La kermesse anti-Sanremo, il Festival del Disarmo, è finita a schifio. Sono volati stracci tra i vari gruppi: chi l’ha organizzata e chi voleva avere il suo posto al sole. E di fronte a una situazione così catastrofica come l’imminenza di un conflitto su vasta scala, totale termonucleare o tattico continentale, non è propriamente simpatico. Protagonisti: CLN, Fronte del Dissenso, paragoniani, Alternativa, Italia qui Italia là, gruppetti che si contendono la carcassa del movimento no-GP e anti-obbligo vaccinale. Ma quando parlo di gruppetti non mi riferisco alla base, a quei soggetti che continuano a ritrovarsi, bensì ai loro vertici malati di protagonismo. Anche con il PCI era idem con patate: la base era una cosa, la dirigenza un’altra. E abbiamo visto a dove ha portato.
Certo, quella dirigenza era meno nobile, andava alla ricerca di banche e di numi tutelari nella grande borghesia capitalista. Ma la questione sul piano della lotta politica antagonista non cambia di una virgola. Io ho sostenuto la manifestazione di Sanremo contro la propaganda guerrafondaia a favore di quel nazibellicista di Zelensky. Ma peggio di così non poteva andare: invece di unirsi si sono divisi, invece di costruire, non si va avanti di un solo metro. Mi ricorda il fumetto di Asterix e i goti, dove questi ultimi girovagavano sul territorio ognuno per conto suo in campagne belliche demenziali. Peccato che la storia sia andata diversamente, perché quei goti almeno erano intelligenti e dentro l’impero ci sono andati con intelligenza fino a battere i romani stessi. Altri strateghi.

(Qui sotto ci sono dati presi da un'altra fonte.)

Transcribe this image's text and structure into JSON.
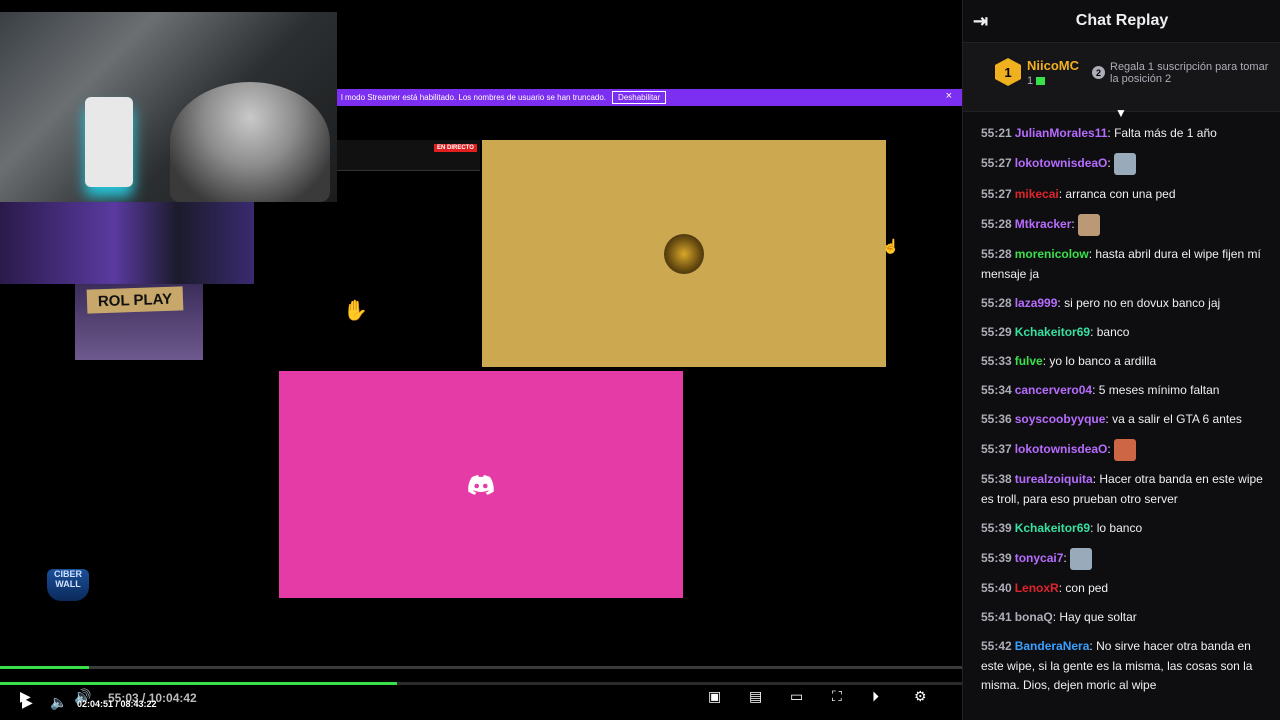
{
  "stream": {
    "banner_text": "l modo Streamer está habilitado. Los nombres de usuario se han truncado.",
    "banner_button": "Deshabilitar",
    "banner_close": "×",
    "rol_play_sign": "ROL PLAY",
    "mini_live_badge": "EN DIRECTO",
    "logo_text_top": "CIBER",
    "logo_text_bottom": "WALL",
    "inner_time": "55:03 / 10:04:42",
    "inner_progress": 0.092,
    "outer_time": "02:04:51 / 08:43:22",
    "outer_progress": 0.31,
    "tile_yellow_color": "#cca850",
    "tile_pink_color": "#e43ba6"
  },
  "chat": {
    "title": "Chat Replay",
    "leaderboard": {
      "rank1": "1",
      "name1": "NiicoMC",
      "sub1": "1",
      "rank2": "2",
      "text2": "Regala 1 suscripción para tomar la posición 2"
    },
    "messages": [
      {
        "time": "55:21",
        "user": "JulianMorales11",
        "color": "#b76cff",
        "text": "Falta más de 1 año"
      },
      {
        "time": "55:27",
        "user": "lokotownisdeaO",
        "color": "#b76cff",
        "text": ""
      },
      {
        "time": "55:27",
        "user": "mikecai",
        "color": "#e0242b",
        "text": "arranca con una ped"
      },
      {
        "time": "55:28",
        "user": "Mtkracker",
        "color": "#b76cff",
        "text": ""
      },
      {
        "time": "55:28",
        "user": "morenicolow",
        "color": "#38e04a",
        "text": "hasta abril dura el wipe fijen mí mensaje ja"
      },
      {
        "time": "55:28",
        "user": "laza999",
        "color": "#b76cff",
        "text": "si pero no en dovux banco jaj"
      },
      {
        "time": "55:29",
        "user": "Kchakeitor69",
        "color": "#38e0a0",
        "text": "banco"
      },
      {
        "time": "55:33",
        "user": "fulve",
        "color": "#38e04a",
        "text": "yo lo banco a ardilla"
      },
      {
        "time": "55:34",
        "user": "cancervero04",
        "color": "#b76cff",
        "text": "5 meses mínimo faltan"
      },
      {
        "time": "55:36",
        "user": "soyscoobyyque",
        "color": "#b76cff",
        "text": "va a salir el GTA 6 antes"
      },
      {
        "time": "55:37",
        "user": "lokotownisdeaO",
        "color": "#b76cff",
        "text": ""
      },
      {
        "time": "55:38",
        "user": "turealzoiquita",
        "color": "#b76cff",
        "text": "Hacer otra banda en este wipe es troll, para eso prueban otro server"
      },
      {
        "time": "55:39",
        "user": "Kchakeitor69",
        "color": "#38e0a0",
        "text": "lo banco"
      },
      {
        "time": "55:39",
        "user": "tonycai7",
        "color": "#b76cff",
        "text": ""
      },
      {
        "time": "55:40",
        "user": "LenoxR",
        "color": "#e0242b",
        "text": "con ped"
      },
      {
        "time": "55:41",
        "user": "bonaQ",
        "color": "#adadb8",
        "text": "Hay que soltar"
      },
      {
        "time": "55:42",
        "user": "BanderaNera",
        "color": "#3aa0ff",
        "text": "No sirve hacer otra banda en este wipe, si la gente es la misma, las cosas son la misma. Dios, dejen moric al wipe"
      }
    ]
  }
}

Il problema che come noi della sinistra rivoluzionaria che fu non ci siamo accorti dopo anni di guerra di civile a bassa intensità di essere diventati dei residui, anche questi leaderini non se ne sono accorti nel trovarsi senza piazze del sabato. Ma questo è accaduto dopo pochi mesi e senza aver colpito duro con costi umani molto alti tra i compagni, perlomeno come facemmo noi negli anni ’70.

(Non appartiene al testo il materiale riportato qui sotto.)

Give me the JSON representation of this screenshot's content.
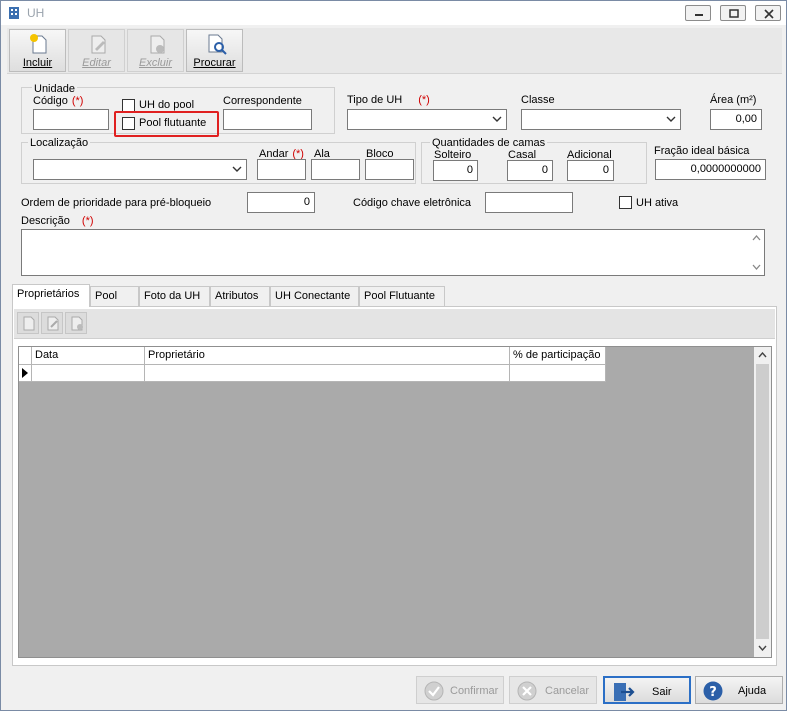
{
  "window": {
    "title": "UH"
  },
  "toolbar": {
    "incluir": "Incluir",
    "editar": "Editar",
    "excluir": "Excluir",
    "procurar": "Procurar"
  },
  "unidade": {
    "group_label": "Unidade",
    "codigo_label": "Código",
    "required_marker": "(*)",
    "uh_do_pool_label": "UH do pool",
    "pool_flutuante_label": "Pool flutuante",
    "correspondente_label": "Correspondente"
  },
  "tipo_uh": {
    "label": "Tipo de UH",
    "required": "(*)"
  },
  "classe": {
    "label": "Classe"
  },
  "area": {
    "label": "Área (m²)",
    "value": "0,00"
  },
  "localizacao": {
    "label": "Localização",
    "andar_label": "Andar",
    "andar_required": "(*)",
    "ala_label": "Ala",
    "bloco_label": "Bloco"
  },
  "camas": {
    "group_label": "Quantidades de camas",
    "solteiro_label": "Solteiro",
    "solteiro_value": "0",
    "casal_label": "Casal",
    "casal_value": "0",
    "adicional_label": "Adicional",
    "adicional_value": "0"
  },
  "fracao": {
    "label": "Fração ideal básica",
    "value": "0,0000000000"
  },
  "ordem": {
    "label": "Ordem de prioridade para pré-bloqueio",
    "value": "0"
  },
  "codigo_chave": {
    "label": "Código chave eletrônica"
  },
  "uh_ativa": {
    "label": "UH ativa"
  },
  "descricao": {
    "label": "Descrição",
    "required": "(*)"
  },
  "tabs": [
    "Proprietários",
    "Pool",
    "Foto da UH",
    "Atributos",
    "UH Conectante",
    "Pool Flutuante"
  ],
  "grid": {
    "columns": [
      "Data",
      "Proprietário",
      "% de participação"
    ]
  },
  "buttons": {
    "confirmar": "Confirmar",
    "cancelar": "Cancelar",
    "sair": "Sair",
    "ajuda": "Ajuda"
  },
  "colors": {
    "required": "#d00000",
    "highlight": "#e02020",
    "accent": "#2b6fc6"
  }
}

Finiti i movimenti bisogna organizzarsi e non rivendicare un protagonismo autoreferenziale che fa ridere i polli. Bisogna capitalizzare le energie e le soggettività rimaste e non contendersele a colpi di piazza. Per questo ritengo Democrazia Sovrana e Popolare la più coerente. E non è un caso che si sia cercato di colpirla a più riprese da ogni parte. Almeno questa ha capito l’importanza di un media critico ed è nata Visione TV, con tutti i limiti di un’emittente che non fa comunicazione orizzontale ma che riproduce lo stesso schema comunicativo unidirezionale dei media tradizionali, Ancora non si è capito che la comunicazione orizzontale e la democrazia diretta sono esattamente i dispositivi necessari per creare contropotere popolare di massa, organizzazione, unità nelle iniziative di lotta, trasmissione di saperi, condivisione di pratiche. Senza l’uno non si sviluppa l’altra.
È infine venuto il momento di costruire un fronte di opposizione alla guerra e all’economia di guerra realmente unitario, smettendola di andare avanti in ordine sparso, finendola con i personalismi. Del resto l’unità non azzera certo le differenze e la dialettica tra forze politiche coese, non nega il dibattito e persino la polemica. Qui invece si finisce di fare la fine dei capponi di Renzo di manzoniana memoria. E allora che differenza c’è con i vari sindacatini di base e le forze del radicalismo di classe da decenni divise e incapaci di costruire una reale azione politica, che è tale se si basa appunto sull’unità?